- The Washington Times - Saturday, December 11, 2004

In a world of ultraviolent video games, where dexterity of the thumb and index finger is infinitely more important than the flexing of the cerebrum, there must be a place for children and their parents to interact and actually learn something from that overpriced multimedia computer/gaming system. Take a deep breath and enter the ROMper Room, where learning is a four-letter word — cool.

Tickling the ivories has never been more fun than when the Piano Professor stops by to help. The 37-key, stand-alone minipiano and its companion CD-ROM cartoony adventure give the 5-year-old-and-older crowd a reason to hone skills and discover the merits of playing an instrument.

After plugging the piano into the computer (and letting it miraculously install itself on Windows 98 and older systems) and popping in the CD-ROM, the child sees an animated segment showing a classic conflict between mother and son as little Joey has zero interest in practicing his piano lessons.

However, after a mysterious light emanates from one of the keys, he is whisked away into Zauber World to meet some strange characters and have a pleasurable learning experience.

The world is broken into three areas: the Game Dome, Piano Room and Lesson Mode, each of which features a cast of colorful characters and plenty of musical opportunities.

A visit to the Lesson Mode leads to an introduction to 299-year-old Music Master Compi, who will lead the child through 10 graded lessons. The child will work on familiarity with musical nomenclature and proficiency on the keyboard.

Tutorials include identifying note names on the bass and treble staff by dragging them onto appropriate lines or spaces, recognizing the pitch of notes and understanding the key layout on a piano.

Children who complete all 10 lessons are awarded a toy, now found in Joey’s bedroom.

A stop by the Game Dome leads to four on-screen activities geared cleverly to refine concepts established in the Lesson Mode. Games will aggravate as well as challenge.

For instance, the player can release magically trapped bugs by using a flute to identify pitches as higher or lower. Another game has the player striking a correct keyboard note to drop a hammer on an unsuspecting mole that pops out of a hole next to the note’s letter equivalent.

A final jaunt over to the Piano Room unleashes a robust creative environment.

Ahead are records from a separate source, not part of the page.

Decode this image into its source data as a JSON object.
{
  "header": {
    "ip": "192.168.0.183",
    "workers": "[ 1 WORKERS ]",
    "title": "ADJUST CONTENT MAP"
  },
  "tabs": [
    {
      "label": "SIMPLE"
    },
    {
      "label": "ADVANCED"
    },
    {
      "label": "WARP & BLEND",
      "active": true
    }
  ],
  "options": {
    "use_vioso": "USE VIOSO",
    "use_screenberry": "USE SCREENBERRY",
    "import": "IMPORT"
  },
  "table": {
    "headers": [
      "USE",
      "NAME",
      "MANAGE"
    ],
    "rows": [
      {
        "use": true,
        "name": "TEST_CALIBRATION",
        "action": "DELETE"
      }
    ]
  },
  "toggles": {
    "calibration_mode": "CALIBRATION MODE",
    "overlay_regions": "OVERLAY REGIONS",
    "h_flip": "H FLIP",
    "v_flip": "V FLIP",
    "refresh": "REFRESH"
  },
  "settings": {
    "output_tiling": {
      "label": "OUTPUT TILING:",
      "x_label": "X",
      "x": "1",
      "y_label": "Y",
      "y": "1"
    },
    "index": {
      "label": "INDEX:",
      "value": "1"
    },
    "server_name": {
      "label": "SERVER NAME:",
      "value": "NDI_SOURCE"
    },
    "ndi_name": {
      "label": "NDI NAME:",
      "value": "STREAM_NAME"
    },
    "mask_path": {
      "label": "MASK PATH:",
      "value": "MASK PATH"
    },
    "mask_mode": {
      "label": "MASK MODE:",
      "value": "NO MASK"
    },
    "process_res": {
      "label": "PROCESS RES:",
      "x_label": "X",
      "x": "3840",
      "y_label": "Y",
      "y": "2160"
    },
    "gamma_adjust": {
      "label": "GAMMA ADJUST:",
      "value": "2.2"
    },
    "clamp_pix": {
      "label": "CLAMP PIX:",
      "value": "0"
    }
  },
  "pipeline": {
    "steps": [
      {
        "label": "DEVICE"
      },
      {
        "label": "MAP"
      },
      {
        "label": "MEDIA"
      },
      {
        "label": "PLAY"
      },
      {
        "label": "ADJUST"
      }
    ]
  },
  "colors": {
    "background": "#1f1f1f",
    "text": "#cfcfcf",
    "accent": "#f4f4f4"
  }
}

Children can record their own compositions, freely play around the keyboard as it paints notes on the screen, choose different sounds for the instrument and listen to or learn 60 songs, including Christmas favorites.

The digital musical adventure should satisfy its target audience (with a few parental explanations), although it has a few stumbling blocks.

The child will be using a mouse as much as the minipiano keyboard as he or she looks around for challenges, which seems a bit odd because the point is to become one with the piano.

Please note: A mere 10 lessons will not a virtuoso make, and I found many of Master Compi’s challenges fairly difficult and lacking in cohesive instruction, especially when I was not performing the required lesson correctly.

Still, the Piano Professor did work flawlessly, and the limitless potential for song construction combined with engaging graphics makes it a potent cure for the piano-practice blues.

Piano Professor, Digital Blue, $39.99, stand-alone unit and CD-ROM compatible for PC Windows 95 and later systems.

ROMper Room is a column devoted to finding the best of multimedia “edutainment.” Calls, letters or faxes about a column or suggestions for future columns are always welcome. Write to Joseph Szadkowski, The Washington Times, 3600 New York Ave. NE, Washington, DC 20002; call 202/636-3016; or send e-mail ([email protected]).

Double delight

Here are two multimedia or entertainment items to try:

• Nicktoons Freeze Frame Frenzy by THQ. (For Game Boy Advance, $29.99.)

A character crossover of epic proportions greets younger children enamored with Nickelodeon cartoons and Nintendo’s hand-held entertainment system.

Jimmy Neutron discovers Nicktoons have been displaced to one another’s shows. The game demands that players visit various cartoon worlds; control SpongeBob SquarePants, Timmy Turner, Danny Phantom, Otto Rocket and Tommy Pickles; and photograph characters to make things right.

This involves players becoming side-scrolling paparazzi as they capture the misplaced cartoons on film to collect points and images for an album.

The out-of-the-ordinary challenge is not very difficult, but it’s welcome relief in a Game Boy landscape filled with jumping, running and constantly bashing stuff.

• The SpongeBob SquarePants Movie by THQ. (For Xbox, PlayStation 2 and GameCube, $39.99.)

SpongeBob’s recent foray onto the silver screen has also led to the release of an entertaining third-person action game mirroring his cinematic adventures.

The hilarious and often challenging title has children controlling SpongeBob, Nickelodeon’s popular poriferan, and witless sea star Patrick as they save Mr. Krabbs and all of Bikini Bottom from archenemy Plankton’s Plan Z.

A single player roams through six huge environments as he collects Goofy Goober tokens and manliness points to continue the adventure, acquire new powers and enhance abilities such as Patrick’s patented Tongue Swing.

Constant quips from the cast combined with ludicrous action and even controlling the daunting Patty Wagon make the game as enjoyably bizarre as its cartoon counterpart.